In this blog post series, we present our seven predictions that will redefine how enterprises secure, scale, and protect their Salesforce data in 2026. This is the second blog post in the series, and you can read the first one here. Join us on January 29th when Odaseva CEO Sovan Bin will host a webinar to explain each trend in more detail, and answer audience questions. Register here.
What: CISOs will take charge of securing Salesforce instances in 2026. In light of recent high-profile social engineering attacks and OAuth security incidents in 2025, Salesforce customers (should) by now realize they must adapt their security strategy to safeguard their most sensitive data. This will require giving more visibility to CISOs, who will adopt a risk-based approach for their organization's most sensitive data, and enhance the defense of their Salesforce API.
Why: Pre-2026, many enterprise security teams didn’t have access to Salesforce, and so Salesforce Admins were responsible for Salesforce security. But that’s shifting as a direct result of the 2025 ransomware and OAuth attacks. Much like when Salesforce customers did not prioritize backups due to a misunderstanding of shared responsibility, CISOs now understand that securing Salesforce data is a critical part of their security mandate. Because of these recent high-profile breaches, CISOs will need to show the C-suite that they're managing the risk better than before, instead of asking the Admin teams to take responsibility for Salesforce data security. CISOs will collaborate with Admins to achieve this.
How: CISO's will do two things to fortify their Salesforce data's security:
i. CISOs will take a risk-based approach:
Instead of trying to do everything all at once, CISOs will start by identifying the most serious risks to their organization's Salesforce data, and begin securing the most critical data and connections first. Because they will need to secure data under conditions where a malicious actor already has access to the Salesforce instance through a successful social engineering attack, they will seek solutions to store the most sensitive Salesforce data outside of Salesforce in an external vault. They will also seek the strongest encryption methods to secure Salesforce data at the highest level.
ii. CISOs will enhance the security of Salesforce APIs:
Enterprises commonly partner with many third-parties that connect to their Salesforce Org via their Salesforce API. In 2025, we saw that if attackers steal the API access token, they can connect to another system to perform malicious activities.
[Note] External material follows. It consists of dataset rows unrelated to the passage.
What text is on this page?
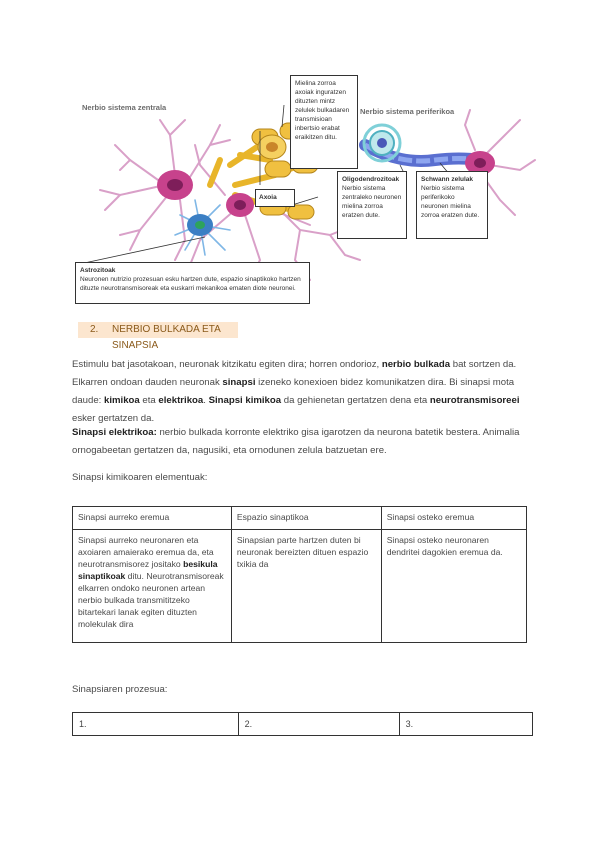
Nerbio sistema zentrala	Nerbio sistema periferikoa
Mielina zorroa axoiak inguratzen dituzten mintz zelulek bulkadaren transmisioan inbertsio erabat eraikitzen ditu.
Axoia
Oligodendrozitoak
Nerbio sistema zentraleko neuronen mielina zorroa eratzen dute.
Schwann zelulak
Nerbio sistema periferikoko neuronen mielina zorroa eratzen dute.
Astrozitoak
Neuronen nutrizio prozesuan esku hartzen dute, espazio sinaptikoko hartzen dituzte neurotransmisoreak eta euskarri mekanikoa ematen diote neuronei.
2. NERBIO BULKADA ETA SINAPSIA
Estimulu bat jasotakoan, neuronak kitzikatu egiten dira; horren ondorioz, nerbio bulkada bat sortzen da. Elkarren ondoan dauden neuronak sinapsi izeneko konexioen bidez komunikatzen dira. Bi sinapsi mota daude: kimikoa eta elektrikoa. Sinapsi kimikoa da gehienetan gertatzen dena eta neurotransmisoreei esker gertatzen da.
Sinapsi elektrikoa: nerbio bulkada korronte elektriko gisa igarotzen da neurona batetik bestera. Animalia ornogabeetan gertatzen da, nagusiki, eta ornodunen zelula batzuetan ere.
Sinapsi kimikoaren elementuak:
Sinapsi aurreko eremua	Espazio sinaptikoa	Sinapsi osteko eremua
Sinapsi aurreko neuronaren eta axoiaren amaierako eremua da, eta neurotransmisorez jositako besikula sinaptikoak ditu. Neurotransmisoreak elkarren ondoko neuronen artean nerbio bulkada transmititzeko bitartekari lanak egiten dituzten molekulak dira	Sinapsian parte hartzen duten bi neuronak bereizten dituen espazio txikia da	Sinapsi osteko neuronaren dendritei dagokien eremua da.
Sinapsiaren prozesua:
1.	2.	3.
As enterprises integrate more and more cloud apps that all must communicate with each other, it increases the risk surface area because all connections will rely on a single point of failure/vulnerability.
While Salesforce is replacing Connected Apps with External Client Apps to change how to interact with Salesforce APIs, Salesforce customers will seek an additional path to elevate the API security on their end, involving adding another security layer (such as masking in front of the API, which can achieve additional protection). The result is that if an attacker steals an API access token, there is another security layer protecting the most sensitive data. Another solution will be to expose less data in Salesforce to the API so that if an access token is stolen, attackers can only access a small subset of data instead of everything.